Stacked Column Chart and Clustered Column Chart in R GGplot
Stacked Column Chart
A stacked column chart also known as a stacked bar chart is a type of bar graph that stacks the categories of a group on top of each other. Each stack (category) is usually presented in a different color. The height of each stack is proportional to the percentages of that category.
The following R code generates a simple stacked column chart. The R dataset mtcars will be used to generate the graph. First, the percentages are calculated and then these are used to generate the bar graph.
#calculating the N and % of number of cylinders per number of carburetors using the summarize()
barg01 <- mtcars %>%
group_by(cyl, carb)%>%
summarize(num=n())%>%
mutate(perc=num/sum(num)*100)
#create the basic stacked column chart in R
s <- ggplot(data=barg01, aes(x=factor(cyl), y=perc, fill=factor(carb))) +
#the function geom_bar() creates a column or bar chart
geom_bar(stat="identity", width=0.4)
The above R codes produce the default graph. We can use the following functions to customize the graph to make it more aesthetically pleasing.
#stacked bar graph
s +
#axes labels and legend title
labs(y = "Percentage", x = "Number of Cylinders", fill = "# Carburetors") +
#specify the color for each of the carburetor category
scale_fill_manual(values=c("#FFFF80","#FFFF00","#FFBF00","#FF8000","#FF4000","#FF0000")) +
#choose theme - a change not related to the input data
theme_classic()
Clustered Column Chart
A clustered column chart also known as a clustered bar chart or dodge bar graph is a type of bar graph that presents the categories of a group next to each other in a different color.

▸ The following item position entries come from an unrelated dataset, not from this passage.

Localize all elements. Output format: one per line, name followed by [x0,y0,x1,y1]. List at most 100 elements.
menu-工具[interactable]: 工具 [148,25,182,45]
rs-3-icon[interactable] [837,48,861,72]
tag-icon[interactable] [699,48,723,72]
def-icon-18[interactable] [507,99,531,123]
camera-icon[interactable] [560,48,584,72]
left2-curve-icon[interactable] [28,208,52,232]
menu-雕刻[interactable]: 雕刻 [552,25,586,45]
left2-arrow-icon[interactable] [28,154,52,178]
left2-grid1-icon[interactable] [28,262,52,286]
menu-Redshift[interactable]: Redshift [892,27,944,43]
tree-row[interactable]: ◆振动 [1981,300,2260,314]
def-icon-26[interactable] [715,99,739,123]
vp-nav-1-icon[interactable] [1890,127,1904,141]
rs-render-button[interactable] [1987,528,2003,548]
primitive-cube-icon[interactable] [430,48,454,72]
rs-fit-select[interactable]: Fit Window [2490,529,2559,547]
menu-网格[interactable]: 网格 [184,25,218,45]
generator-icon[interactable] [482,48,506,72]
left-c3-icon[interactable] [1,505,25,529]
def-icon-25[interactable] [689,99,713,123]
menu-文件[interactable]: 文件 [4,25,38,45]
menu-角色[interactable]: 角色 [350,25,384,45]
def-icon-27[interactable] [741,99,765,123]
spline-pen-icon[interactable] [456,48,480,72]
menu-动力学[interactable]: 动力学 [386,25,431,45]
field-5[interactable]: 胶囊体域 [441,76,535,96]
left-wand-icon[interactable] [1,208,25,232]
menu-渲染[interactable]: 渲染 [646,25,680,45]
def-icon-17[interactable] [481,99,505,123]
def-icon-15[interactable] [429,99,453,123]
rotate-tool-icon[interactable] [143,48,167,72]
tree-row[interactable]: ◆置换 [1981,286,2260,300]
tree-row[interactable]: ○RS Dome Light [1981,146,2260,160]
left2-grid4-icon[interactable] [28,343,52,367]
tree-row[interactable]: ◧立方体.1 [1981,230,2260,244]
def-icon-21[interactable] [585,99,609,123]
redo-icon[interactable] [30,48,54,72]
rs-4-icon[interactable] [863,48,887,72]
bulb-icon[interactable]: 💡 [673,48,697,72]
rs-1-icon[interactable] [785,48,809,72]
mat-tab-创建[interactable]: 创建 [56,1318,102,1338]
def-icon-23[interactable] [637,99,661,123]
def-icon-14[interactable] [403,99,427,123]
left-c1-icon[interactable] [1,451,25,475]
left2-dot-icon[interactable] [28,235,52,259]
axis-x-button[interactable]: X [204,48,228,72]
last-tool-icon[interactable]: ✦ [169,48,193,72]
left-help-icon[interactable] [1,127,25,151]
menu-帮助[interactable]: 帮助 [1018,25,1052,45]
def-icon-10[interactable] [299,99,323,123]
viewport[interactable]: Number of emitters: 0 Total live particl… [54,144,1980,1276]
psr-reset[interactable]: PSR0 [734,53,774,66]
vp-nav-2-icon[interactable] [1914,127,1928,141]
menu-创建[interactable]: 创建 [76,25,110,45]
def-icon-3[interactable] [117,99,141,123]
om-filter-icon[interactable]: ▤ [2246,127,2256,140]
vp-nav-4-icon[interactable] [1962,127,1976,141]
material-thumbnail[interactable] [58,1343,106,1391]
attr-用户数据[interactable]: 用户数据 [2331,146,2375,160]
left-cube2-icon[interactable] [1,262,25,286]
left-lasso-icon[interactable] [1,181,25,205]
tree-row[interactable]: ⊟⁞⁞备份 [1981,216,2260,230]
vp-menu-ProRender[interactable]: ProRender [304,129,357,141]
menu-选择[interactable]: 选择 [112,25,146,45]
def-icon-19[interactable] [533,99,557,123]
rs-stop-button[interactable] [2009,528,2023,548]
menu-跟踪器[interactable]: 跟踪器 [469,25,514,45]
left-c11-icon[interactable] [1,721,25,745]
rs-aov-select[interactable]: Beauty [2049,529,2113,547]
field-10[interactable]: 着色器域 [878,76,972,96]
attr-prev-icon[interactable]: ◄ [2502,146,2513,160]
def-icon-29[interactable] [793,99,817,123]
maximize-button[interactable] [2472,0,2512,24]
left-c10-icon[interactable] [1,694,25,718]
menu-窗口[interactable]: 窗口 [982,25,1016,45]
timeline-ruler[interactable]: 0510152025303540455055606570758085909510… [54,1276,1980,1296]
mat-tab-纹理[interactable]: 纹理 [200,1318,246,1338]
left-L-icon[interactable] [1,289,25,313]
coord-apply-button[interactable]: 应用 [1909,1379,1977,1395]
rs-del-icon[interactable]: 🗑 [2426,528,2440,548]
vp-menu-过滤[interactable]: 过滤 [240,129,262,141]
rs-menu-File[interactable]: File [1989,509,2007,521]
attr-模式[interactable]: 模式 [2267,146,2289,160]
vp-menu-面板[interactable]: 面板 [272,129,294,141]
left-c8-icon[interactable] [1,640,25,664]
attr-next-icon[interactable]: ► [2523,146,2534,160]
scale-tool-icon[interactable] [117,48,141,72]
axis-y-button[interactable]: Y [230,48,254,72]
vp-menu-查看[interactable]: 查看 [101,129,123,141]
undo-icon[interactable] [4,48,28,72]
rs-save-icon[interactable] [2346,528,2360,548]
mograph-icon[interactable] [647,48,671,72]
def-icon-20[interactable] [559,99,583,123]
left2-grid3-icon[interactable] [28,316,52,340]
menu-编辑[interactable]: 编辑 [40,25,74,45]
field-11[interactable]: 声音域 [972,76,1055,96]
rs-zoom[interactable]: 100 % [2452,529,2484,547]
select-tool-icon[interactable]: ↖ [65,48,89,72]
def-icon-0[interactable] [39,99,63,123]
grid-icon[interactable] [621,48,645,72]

The following R codes will convert the above stacked column chart to a clustered column chart.
#Clustered bar graph
ggplot(data=barg01, aes(x=factor(cyl), y=perc, fill=factor(carb))) +
labs(y = "Percentage", x = "Number of Cylinders", fill = "# Carburetors") +
#position= argument generates a clustered bar graph. The rest of the codes is the same as above
geom_bar(stat="identity", width=0.4, position=position_dodge()) +
scale_fill_manual(values=c("#FFFF80","#FFFF00","#FFBF00","#FF8000","#FF4000","#FF0000")) +
theme_classic()
The R code to create the clustered column chart is similar to the one used above for the stacked column chart. The difference is the addition of the parameter position=position_dodge() in the function geom_bar() function.